Die optimale und stimmige Verzahnung der Maßnahmen und Kanäle spart den Einsatz von Zeit, Personal und Ressourcen. Unsere Empfehlung ist dabei, lieber weniger richtig umgesetzt, als auf jeder Hochzeit getanzt, aber nirgendwo richtig.

Mappe: Was tun, wenn der Chef, die Chefin sich nicht gerne exponiert und eher introvertiert ist?

Wir empfehlen stets unternehmerisches und lösungsorientiertes Handeln. Sprich, was ist in einer Situation angemessen zu tun und was bringt das beste Ergebnis. Selbst wenn ein Unternehmer privat eher im Hintergrund agiert, so erfordert manchmal der Betrieb eine bestimmte Handlungsweise als Unternehmer beispielsweise auch bei Preisverhandlungen, Kündigungen, unzufriedenen Kunden oder auch wenn mal auf der Baustelle was schiefging. Denn wenn schon der Chef nicht für den Betrieb und die Leistung einstehen will, wie können es dann die Mitarbeiter tun und wie können dann Kunden begeistert sein?

Wenn das sehr schwer fällt, so gibt es sehr gute Seminare, die genau hier ansetzen und der Persönlichkeitsentwicklung von Unternehmern dienen. Hier eignen sich der Chef oder die Chefin die sogenannte Rollenkompetenz an, die sie dazu ermächtigt auch für sie zunächst unangenehme Dinge zu tun.

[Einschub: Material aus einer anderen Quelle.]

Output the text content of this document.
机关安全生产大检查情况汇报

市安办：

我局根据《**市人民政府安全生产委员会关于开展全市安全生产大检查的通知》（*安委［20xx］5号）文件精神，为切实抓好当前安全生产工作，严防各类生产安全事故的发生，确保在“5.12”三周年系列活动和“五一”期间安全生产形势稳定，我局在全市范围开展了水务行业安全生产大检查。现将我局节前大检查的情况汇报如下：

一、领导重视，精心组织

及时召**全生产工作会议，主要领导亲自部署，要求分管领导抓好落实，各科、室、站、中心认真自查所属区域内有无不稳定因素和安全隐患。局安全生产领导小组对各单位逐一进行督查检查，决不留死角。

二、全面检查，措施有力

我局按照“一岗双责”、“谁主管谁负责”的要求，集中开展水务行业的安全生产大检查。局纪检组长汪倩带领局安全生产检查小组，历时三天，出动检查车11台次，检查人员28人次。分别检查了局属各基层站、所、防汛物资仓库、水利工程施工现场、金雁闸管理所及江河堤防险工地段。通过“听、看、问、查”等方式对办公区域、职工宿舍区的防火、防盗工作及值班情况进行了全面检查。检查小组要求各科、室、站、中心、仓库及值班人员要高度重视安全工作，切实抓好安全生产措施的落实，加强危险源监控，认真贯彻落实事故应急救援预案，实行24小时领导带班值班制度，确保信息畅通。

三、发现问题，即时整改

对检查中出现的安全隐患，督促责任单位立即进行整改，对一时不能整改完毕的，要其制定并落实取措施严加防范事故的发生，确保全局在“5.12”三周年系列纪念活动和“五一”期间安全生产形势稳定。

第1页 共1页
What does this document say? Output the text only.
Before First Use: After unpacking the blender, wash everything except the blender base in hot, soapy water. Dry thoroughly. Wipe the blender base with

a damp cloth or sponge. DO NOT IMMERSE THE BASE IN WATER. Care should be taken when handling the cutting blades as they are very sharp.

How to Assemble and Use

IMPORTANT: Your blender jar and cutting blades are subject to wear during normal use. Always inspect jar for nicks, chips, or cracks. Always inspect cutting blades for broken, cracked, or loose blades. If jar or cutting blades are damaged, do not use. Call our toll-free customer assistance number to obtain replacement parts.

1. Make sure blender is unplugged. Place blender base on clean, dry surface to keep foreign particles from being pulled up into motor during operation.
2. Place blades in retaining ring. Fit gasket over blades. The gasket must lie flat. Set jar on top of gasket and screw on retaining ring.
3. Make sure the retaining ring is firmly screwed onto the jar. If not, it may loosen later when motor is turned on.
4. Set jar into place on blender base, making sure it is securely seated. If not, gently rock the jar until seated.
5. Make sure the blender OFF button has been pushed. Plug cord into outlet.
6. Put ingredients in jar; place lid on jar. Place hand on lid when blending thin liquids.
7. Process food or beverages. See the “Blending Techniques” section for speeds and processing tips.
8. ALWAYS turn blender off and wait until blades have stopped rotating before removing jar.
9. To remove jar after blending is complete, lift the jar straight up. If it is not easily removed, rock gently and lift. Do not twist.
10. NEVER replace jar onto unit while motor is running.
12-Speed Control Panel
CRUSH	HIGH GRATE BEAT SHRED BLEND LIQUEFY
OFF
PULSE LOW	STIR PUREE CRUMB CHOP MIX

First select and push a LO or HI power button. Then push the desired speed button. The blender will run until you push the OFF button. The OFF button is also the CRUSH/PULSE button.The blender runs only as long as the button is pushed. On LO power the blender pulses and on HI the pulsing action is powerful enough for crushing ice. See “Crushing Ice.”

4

Und manchmal ist es schlicht eine Entscheidung für mehr Erfolg eines Betriebs oder das Wissen, wie Kunden ticken, die es dann dem Chef oder der Chefin vereinfachen. Aber es muss ja niemand tun, und so wie es unterschiedliche Persönlichkeiten gibt, gibt es viele unterschiedliche Möglichkeiten einen Betrieb zu führen.

Mappe: Wieviel sollte ein Unternehmer von sich als zeigen, wenn es um Privates und die Persönlichkeit geht, wie wichtig sind dabei Ecken und Kanten und wo sind die Grenzen?

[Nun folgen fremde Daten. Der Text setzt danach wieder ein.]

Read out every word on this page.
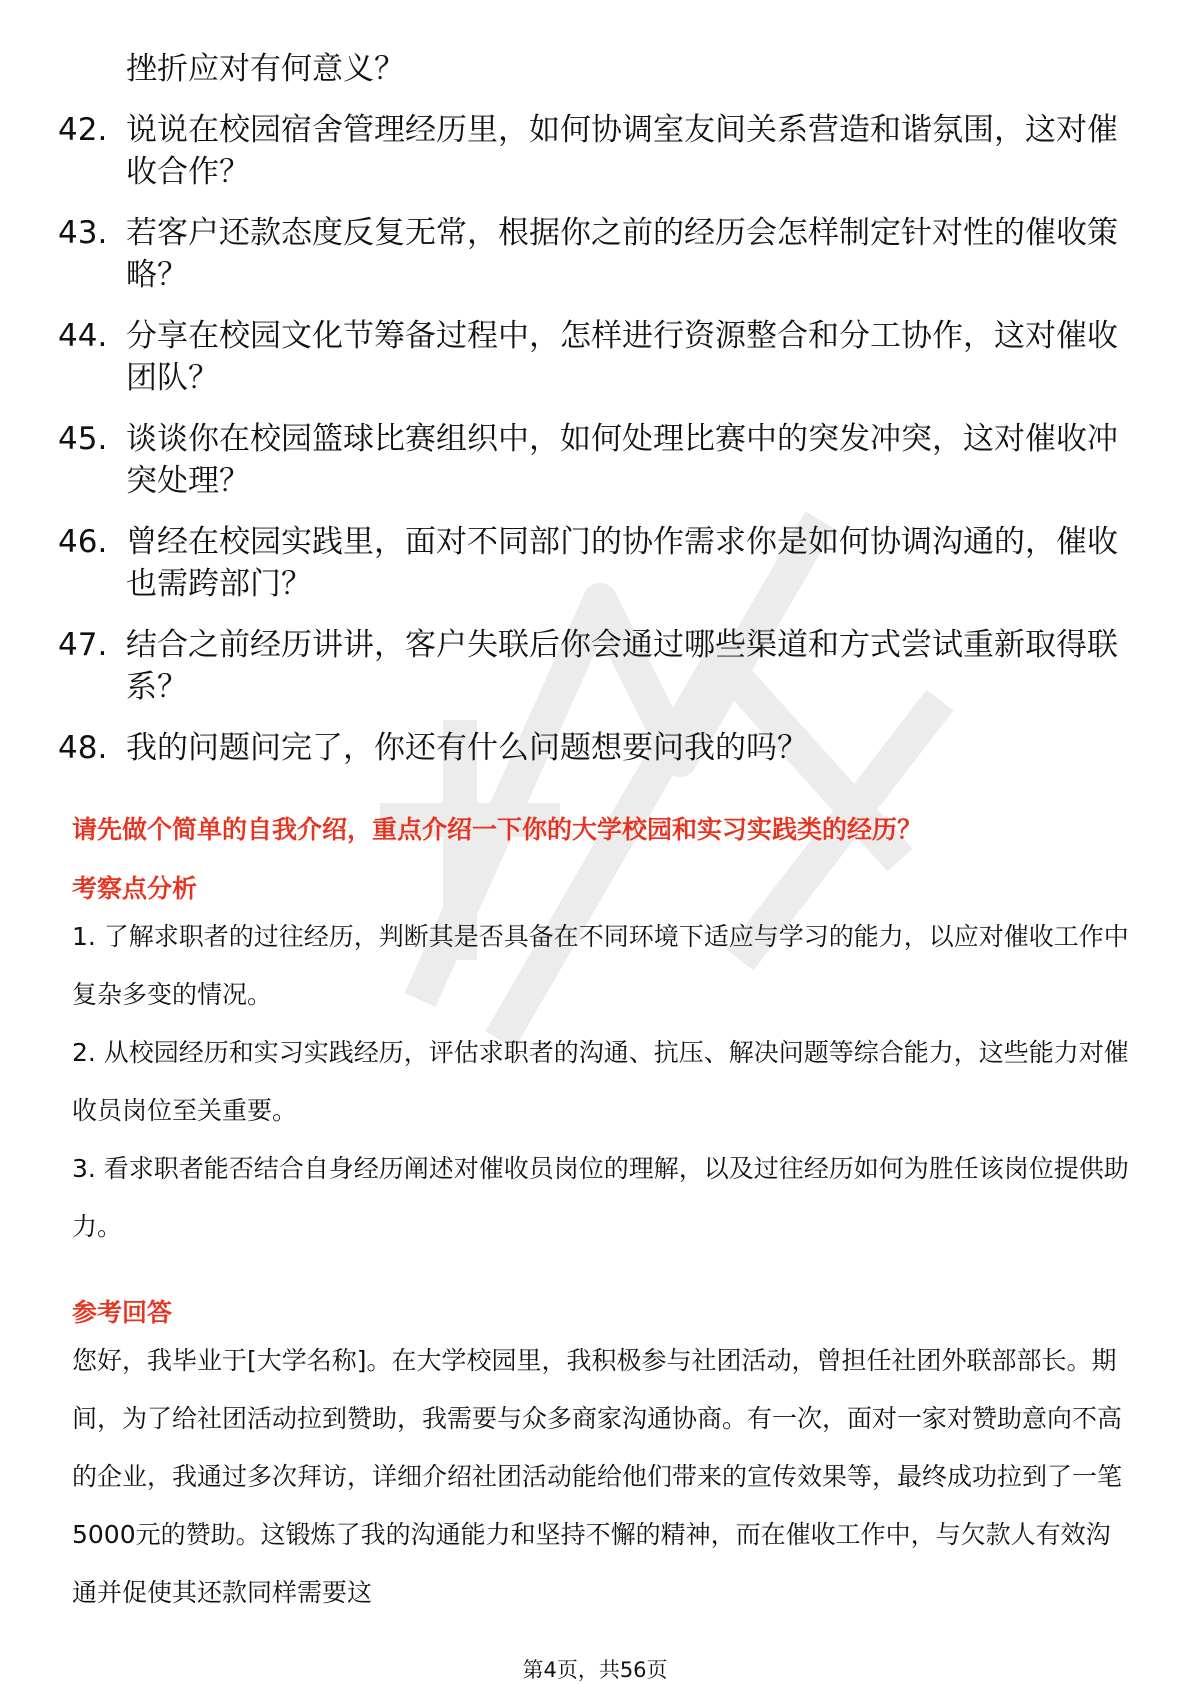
挫折应对有何意义？
42. 说说在校园宿舍管理经历里，如何协调室友间关系营造和谐氛围，这对催收合作？
43. 若客户还款态度反复无常，根据你之前的经历会怎样制定针对性的催收策略？
44. 分享在校园文化节筹备过程中，怎样进行资源整合和分工协作，这对催收团队？
45. 谈谈你在校园篮球比赛组织中，如何处理比赛中的突发冲突，这对催收冲突处理？
46. 曾经在校园实践里，面对不同部门的协作需求你是如何协调沟通的，催收也需跨部门？
47. 结合之前经历讲讲，客户失联后你会通过哪些渠道和方式尝试重新取得联系？
48. 我的问题问完了，你还有什么问题想要问我的吗？
请先做个简单的自我介绍，重点介绍一下你的大学校园和实习实践类的经历？
考察点分析

1. 了解求职者的过往经历，判断其是否具备在不同环境下适应与学习的能力，以应对催收工作中复杂多变的情况。

2. 从校园经历和实习实践经历，评估求职者的沟通、抗压、解决问题等综合能力，这些能力对催收员岗位至关重要。

3. 看求职者能否结合自身经历阐述对催收员岗位的理解，以及过往经历如何为胜任该岗位提供助力。

参考回答

您好，我毕业于[大学名称]。在大学校园里，我积极参与社团活动，曾担任社团外联部部长。期间，为了给社团活动拉到赞助，我需要与众多商家沟通协商。有一次，面对一家对赞助意向不高的企业，我通过多次拜访，详细介绍社团活动能给他们带来的宣传效果等，最终成功拉到了一笔5000元的赞助。这锻炼了我的沟通能力和坚持不懈的精神，而在催收工作中，与欠款人有效沟通并促使其还款同样需要这

第4页，共56页
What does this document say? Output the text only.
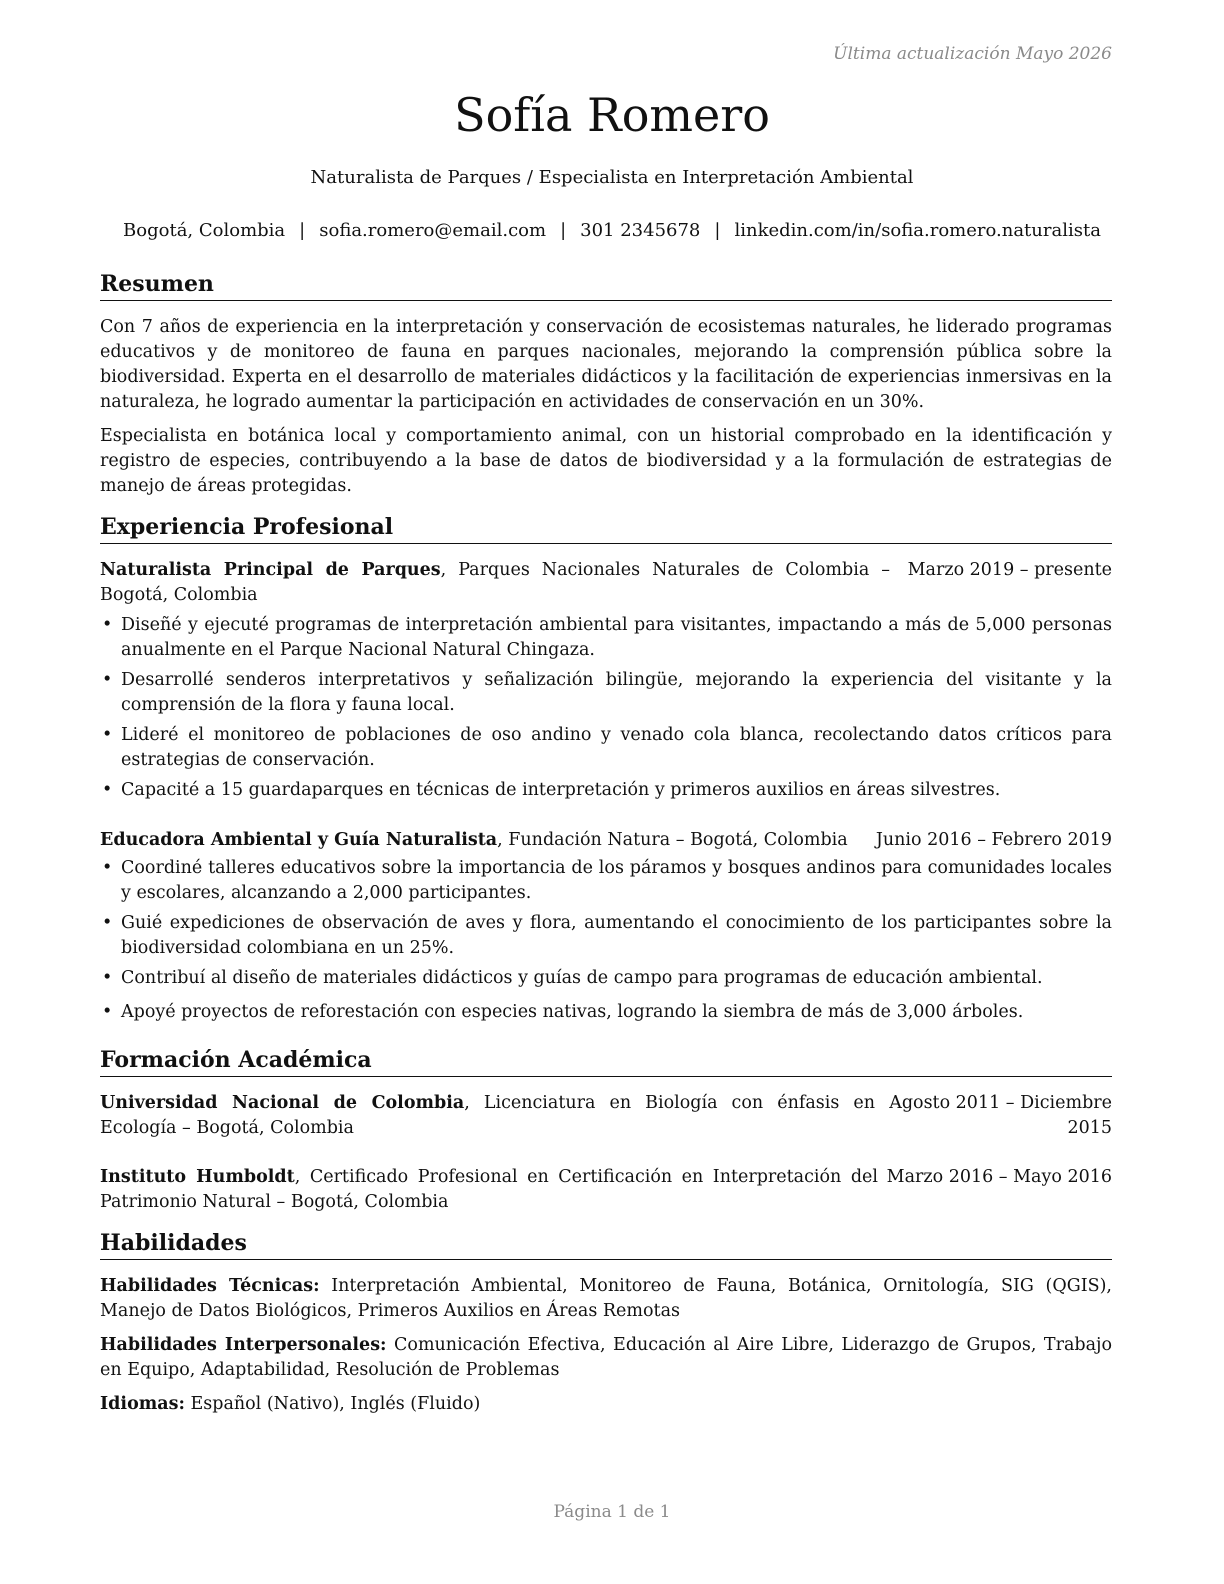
Última actualización Mayo 2026
Sofía Romero
Naturalista de Parques / Especialista en Interpretación Ambiental
Bogotá, Colombia | sofia.romero@email.com | 301 2345678 | linkedin.com/in/sofia.romero.naturalista
Resumen

Con 7 años de experiencia en la interpretación y conservación de ecosistemas naturales, he liderado programas educativos y de monitoreo de fauna en parques nacionales, mejorando la comprensión pública sobre la biodiversidad. Experta en el desarrollo de materiales didácticos y la facilitación de experiencias inmersivas en la naturaleza, he logrado aumentar la participación en actividades de conservación en un 30%.

Especialista en botánica local y comportamiento animal, con un historial comprobado en la identificación y registro de especies, contribuyendo a la base de datos de biodiversidad y a la formulación de estrategias de manejo de áreas protegidas.

Experiencia Profesional
Naturalista Principal de Parques, Parques Nacionales Naturales de Colombia – Bogotá, Colombia
Marzo 2019 – presente
• Diseñé y ejecuté programas de interpretación ambiental para visitantes, impactando a más de 5,000 personas anualmente en el Parque Nacional Natural Chingaza.
• Desarrollé senderos interpretativos y señalización bilingüe, mejorando la experiencia del visitante y la comprensión de la flora y fauna local.
• Lideré el monitoreo de poblaciones de oso andino y venado cola blanca, recolectando datos críticos para estrategias de conservación.
• Capacité a 15 guardaparques en técnicas de interpretación y primeros auxilios en áreas silvestres.
Educadora Ambiental y Guía Naturalista, Fundación Natura – Bogotá, Colombia	Junio 2016 – Febrero 2019
• Coordiné talleres educativos sobre la importancia de los páramos y bosques andinos para comunidades locales y escolares, alcanzando a 2,000 participantes.
• Guié expediciones de observación de aves y flora, aumentando el conocimiento de los participantes sobre la biodiversidad colombiana en un 25%.
• Contribuí al diseño de materiales didácticos y guías de campo para programas de educación ambiental.
• Apoyé proyectos de reforestación con especies nativas, logrando la siembra de más de 3,000 árboles.
Formación Académica
Universidad Nacional de Colombia, Licenciatura en Biología con énfasis en Ecología – Bogotá, Colombia
Agosto 2011 – Diciembre 2015
Instituto Humboldt, Certificado Profesional en Certificación en Interpretación del Patrimonio Natural – Bogotá, Colombia
Marzo 2016 – Mayo 2016
Habilidades
Habilidades Técnicas: Interpretación Ambiental, Monitoreo de Fauna, Botánica, Ornitología, SIG (QGIS), Manejo de Datos Biológicos, Primeros Auxilios en Áreas Remotas
Habilidades Interpersonales: Comunicación Efectiva, Educación al Aire Libre, Liderazgo de Grupos, Trabajo en Equipo, Adaptabilidad, Resolución de Problemas
Idiomas: Español (Nativo), Inglés (Fluido)
Página 1 de 1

Wieviel jemand von sich zeigt, ist allein seine persönliche Entscheidung. Die Erfahrung zeigt allerdings, dass "echt" viel mehr und nachhaltiger wirkt als "Hochglanz". Jeder muss für sich diesen eigenen Weg finden, was für ihn funktioniert. Nachmachen, was ein anderer tut, funktioniert eben so wenig, wie planlos irgendwas oder ganz viel zu tun.

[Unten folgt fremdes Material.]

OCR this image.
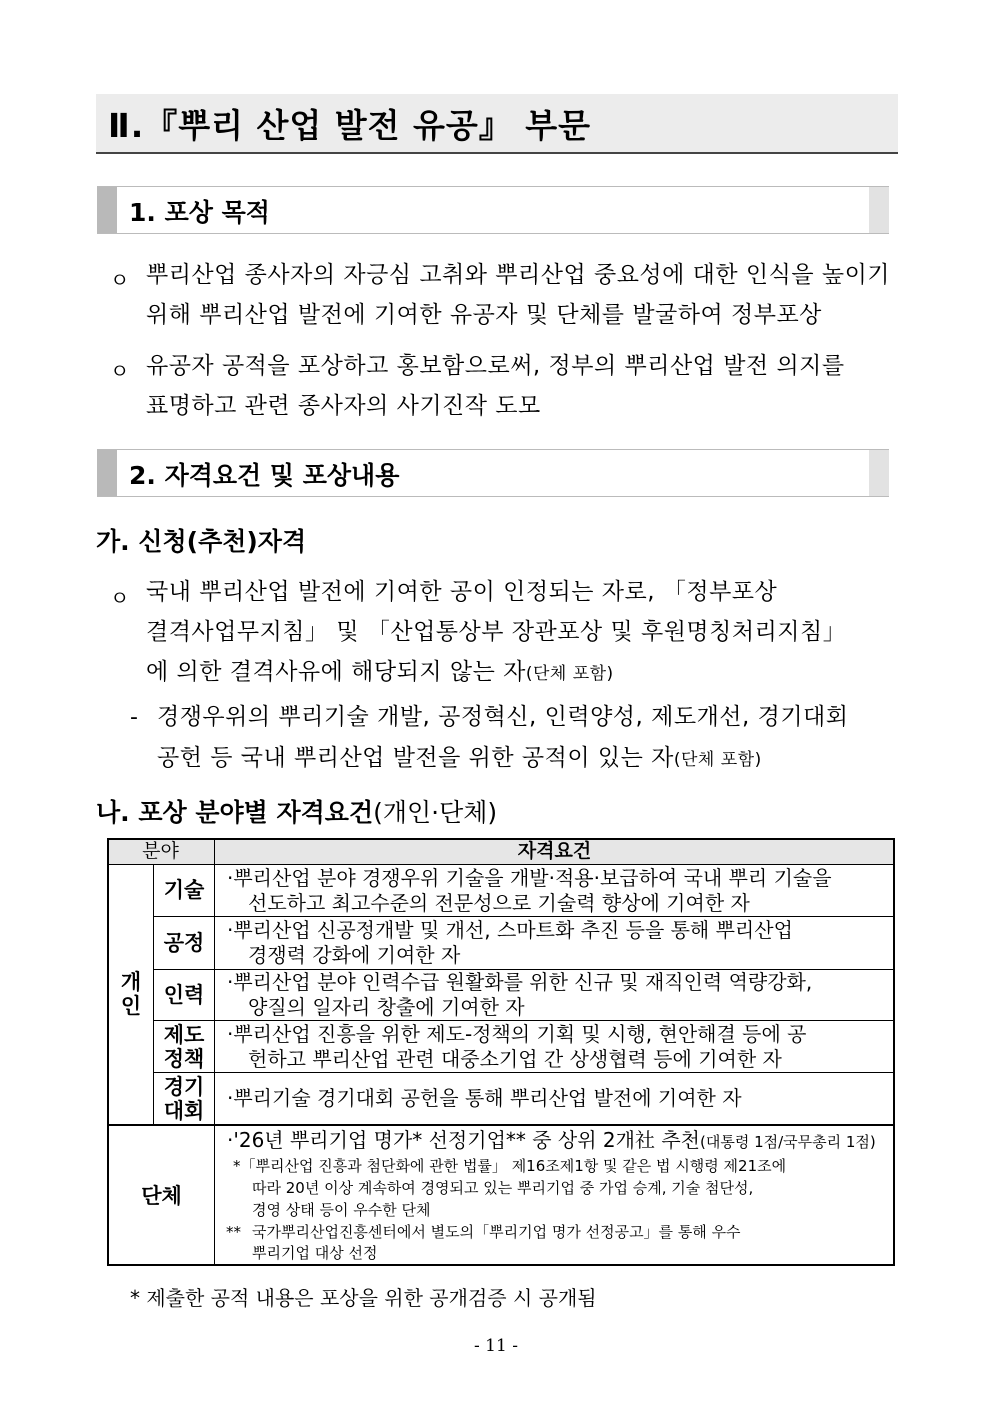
Ⅱ.『뿌리 산업 발전 유공』 부문
1. 포상 목적
ㅇ 뿌리산업 종사자의 자긍심 고취와 뿌리산업 중요성에 대한 인식을 높이기
위해 뿌리산업 발전에 기여한 유공자 및 단체를 발굴하여 정부포상
ㅇ 유공자 공적을 포상하고 홍보함으로써, 정부의 뿌리산업 발전 의지를
표명하고 관련 종사자의 사기진작 도모
2. 자격요건 및 포상내용
가. 신청(추천)자격
ㅇ 국내 뿌리산업 발전에 기여한 공이 인정되는 자로, 「정부포상
결격사업무지침」 및 「산업통상부 장관포상 및 후원명칭처리지침」
에 의한 결격사유에 해당되지 않는 자(단체 포함)
- 경쟁우위의 뿌리기술 개발, 공정혁신, 인력양성, 제도개선, 경기대회
공헌 등 국내 뿌리산업 발전을 위한 공적이 있는 자(단체 포함)
나. 포상 분야별 자격요건(개인·단체)
분야	자격요건
개
인
기술	·뿌리산업 분야 경쟁우위 기술을 개발·적용·보급하여 국내 뿌리 기술을
선도하고 최고수준의 전문성으로 기술력 향상에 기여한 자
공정
·뿌리산업 신공정개발 및 개선, 스마트화 추진 등을 통해 뿌리산업
경쟁력 강화에 기여한 자
인력
·뿌리산업 분야 인력수급 원활화를 위한 신규 및 재직인력 역량강화,
양질의 일자리 창출에 기여한 자
제도
정책
·뿌리산업 진흥을 위한 제도-정책의 기획 및 시행, 현안해결 등에 공
헌하고 뿌리산업 관련 대중소기업 간 상생협력 등에 기여한 자
경기
대회
·뿌리기술 경기대회 공헌을 통해 뿌리산업 발전에 기여한 자
단체
·'26년 뿌리기업 명가* 선정기업** 중 상위 2개社 추천(대통령 1점/국무총리 1점)
*「뿌리산업 진흥과 첨단화에 관한 법률」 제16조제1항 및 같은 법 시행령 제21조에
따라 20년 이상 계속하여 경영되고 있는 뿌리기업 중 가업 승계, 기술 첨단성,
경영 상태 등이 우수한 단체
** 국가뿌리산업진흥센터에서 별도의「뿌리기업 명가 선정공고」를 통해 우수
뿌리기업 대상 선정
* 제출한 공적 내용은 포상을 위한 공개검증 시 공개됨
- 11 -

Für uns ist auch hier der unternehmerische und lösungsorientierte Blickwinkel und Ansatz ausschlaggebend: Welches ist die strategische Ausrichtung des Betriebs, was das dazu passende Traumkundenprofil und was braucht es dazu? Wenn ich diese drei Fragen stets berücksichtige, dann kann nicht viel schiefgehen. Da kann beim einen Unternehmen das Engagement im örtlichen Kindergarten und beim Ferienprogramm stimmig passen, beim anderen die täglichen Posts und Filme von der Baustelle. Dabei muss eben nicht alles perfekt sein. Wo aber im Betrieb Dinge anders gemacht werden, oder was gar nicht geduldet wird - zum Wohle der Kunden, das sollte auf jeden Fall gezeigt, gesagt und kommuniziert werden. Eben genau diese Ecken und Kanten, wo ein Unternehmer Mut hat, Stellung bezieht oder vorangeht zum Wohle seines Betriebs oder seiner Ideale.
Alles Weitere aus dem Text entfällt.